Diarmaid Byrnes holds no recollection of Limerick’s U21 three-in-a-row at the turn of the millennium.
Instead of travelling to the games or watching the finals on TG4, Byrnes was more concerned with hopping a sliotar against the gable end above in Patrickswell.
It’s been 13 years now since Peter Lawlor returned the Cross of Cashel trophy to the Treaty County for a third successive September, the 3-17 to 0-8 annihilation of Galway standing as the county’s last All-Ireland triumph at any grade.
Byrnes will be the first green shirt to emerge from the tunnel underneath the Kinane Stand tomorrow evening and in preparation for his debut All-Ireland final appearance, he’s been knocking on the doors of the heroes from 2000-02 yearning guidance.
“I was eight at the time of the 2002 final win. I wouldn’t even have been going to the games, I would have been messing out on the street beating a ball,” he remarks. “I wouldn’t know the difference, I wouldn’t even the know the games are on. 13 years is a bit of an oul gap!
“There were three lads from Patrickswell on those teams - Paul O’Reilly, Paul O’Grady and Eoin Foley.

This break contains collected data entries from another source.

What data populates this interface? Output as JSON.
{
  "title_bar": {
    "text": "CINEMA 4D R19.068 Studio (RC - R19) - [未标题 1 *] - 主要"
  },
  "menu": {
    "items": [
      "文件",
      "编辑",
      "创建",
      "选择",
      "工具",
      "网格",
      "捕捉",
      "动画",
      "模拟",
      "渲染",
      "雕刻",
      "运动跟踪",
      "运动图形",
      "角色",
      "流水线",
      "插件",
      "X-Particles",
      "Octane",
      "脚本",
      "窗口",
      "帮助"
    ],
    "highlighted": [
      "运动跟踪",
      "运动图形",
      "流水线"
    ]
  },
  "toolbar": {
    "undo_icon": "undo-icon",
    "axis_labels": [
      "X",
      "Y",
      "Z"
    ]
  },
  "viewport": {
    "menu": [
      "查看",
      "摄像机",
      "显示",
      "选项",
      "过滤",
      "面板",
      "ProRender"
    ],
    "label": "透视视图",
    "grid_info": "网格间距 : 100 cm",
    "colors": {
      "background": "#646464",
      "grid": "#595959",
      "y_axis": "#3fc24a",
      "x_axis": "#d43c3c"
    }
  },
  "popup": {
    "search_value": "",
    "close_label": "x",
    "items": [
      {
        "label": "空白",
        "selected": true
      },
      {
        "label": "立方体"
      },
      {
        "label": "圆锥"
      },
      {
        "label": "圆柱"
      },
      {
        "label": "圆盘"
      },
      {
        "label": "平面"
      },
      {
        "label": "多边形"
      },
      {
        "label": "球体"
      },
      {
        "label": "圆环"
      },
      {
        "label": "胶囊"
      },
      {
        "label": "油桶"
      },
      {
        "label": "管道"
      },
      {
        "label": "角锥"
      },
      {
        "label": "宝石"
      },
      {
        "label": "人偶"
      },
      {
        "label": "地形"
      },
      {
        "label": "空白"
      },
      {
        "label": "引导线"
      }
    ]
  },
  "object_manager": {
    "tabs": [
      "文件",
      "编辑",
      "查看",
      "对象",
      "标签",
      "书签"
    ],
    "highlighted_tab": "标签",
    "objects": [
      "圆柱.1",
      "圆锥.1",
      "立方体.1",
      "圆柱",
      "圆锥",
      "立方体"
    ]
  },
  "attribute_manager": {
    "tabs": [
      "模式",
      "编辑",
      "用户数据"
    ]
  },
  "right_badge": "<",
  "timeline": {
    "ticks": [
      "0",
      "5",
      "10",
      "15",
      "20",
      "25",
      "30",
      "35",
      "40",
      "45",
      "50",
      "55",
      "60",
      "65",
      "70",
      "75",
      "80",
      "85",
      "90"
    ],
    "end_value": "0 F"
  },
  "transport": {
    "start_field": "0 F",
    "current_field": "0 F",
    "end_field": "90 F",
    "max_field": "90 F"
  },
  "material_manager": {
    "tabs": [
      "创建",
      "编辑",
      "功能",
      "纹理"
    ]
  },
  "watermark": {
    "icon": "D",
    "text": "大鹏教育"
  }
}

I have spoken to them and you’ll take on board any advice you can get.
“They’d be talking about games they played in and to keep it cool, don’t get too hyped up and don’t get too caught up in the whole occasion. You can lose track of yourself. It is grand to have them. They have been there, done that.”
In his final year at this grade, Byrnes hadn’t enjoyed a single Munster U21 championship win until the July semi-final victory over Tipperary. Two games later and John Kiely’s charges stand on the cusp of All-Ireland glory.
Even with the influx of players from last year’s minor panel, Byrnes says he’s been surprised by their progression. “I was centre-back last year against Clare and we didn’t really get going. We have only four on the mark who are overage for next year and having all those minors coming through, it does add to it. Without them... they have Croke Park and All-Ireland final experience.
“Every match we have played this year we have been underdogs. We were underdogs against Tipperary and even for the Munster final we were underdogs. We came up here to Thurles as underdogs for the semi-final against Galway. You would expect to be, with the names that are out there - Bobby Duggan and Shane O’Donnell on the Clare side, Jason Flynn and Cathal Mannion on the Galway side. We dealt with them all.
“There is a good defensive unit there, Richie English there at full-back, Barry O’Connell is a good, strong centre-back. There is a good bond between the backs. We are all close friends outside of hurling. We all know each others game and we know where the other lad is going to be. You’ve got to know and trust the fella beside you.”
An unstinting work-rate, claims the wing-back, has been central in propelling Limerick to within one hour of All-Ireland success and as captain, he’s keen to lead by example against a much vaunted Wexford attack.
“Defence starts at corner-forward. You saw Ronan Lynch there against Clare in the Munster final, he chased his man 90 yards down the field. It gives the backs a boost to see that. The talent is there, but the work-rate is second to none. It is what has got us over the line in the last couple of matches.
“As captain, I try to keep it cool. Players would be looking up to me. You try and lead them as best you can. If you are going round acting nervous and they are looking at you, it sends out the wrong vibe. I’d try to be nice and relaxed, crack a joke or something.
“When it comes down to it, though, I’d be the first man at the table to let them know where they are and what is on the line. Leadership starts on the field. You can say what you want, but if you are not doing it inside the lines... if you lead by example the younger players on the team will follow.”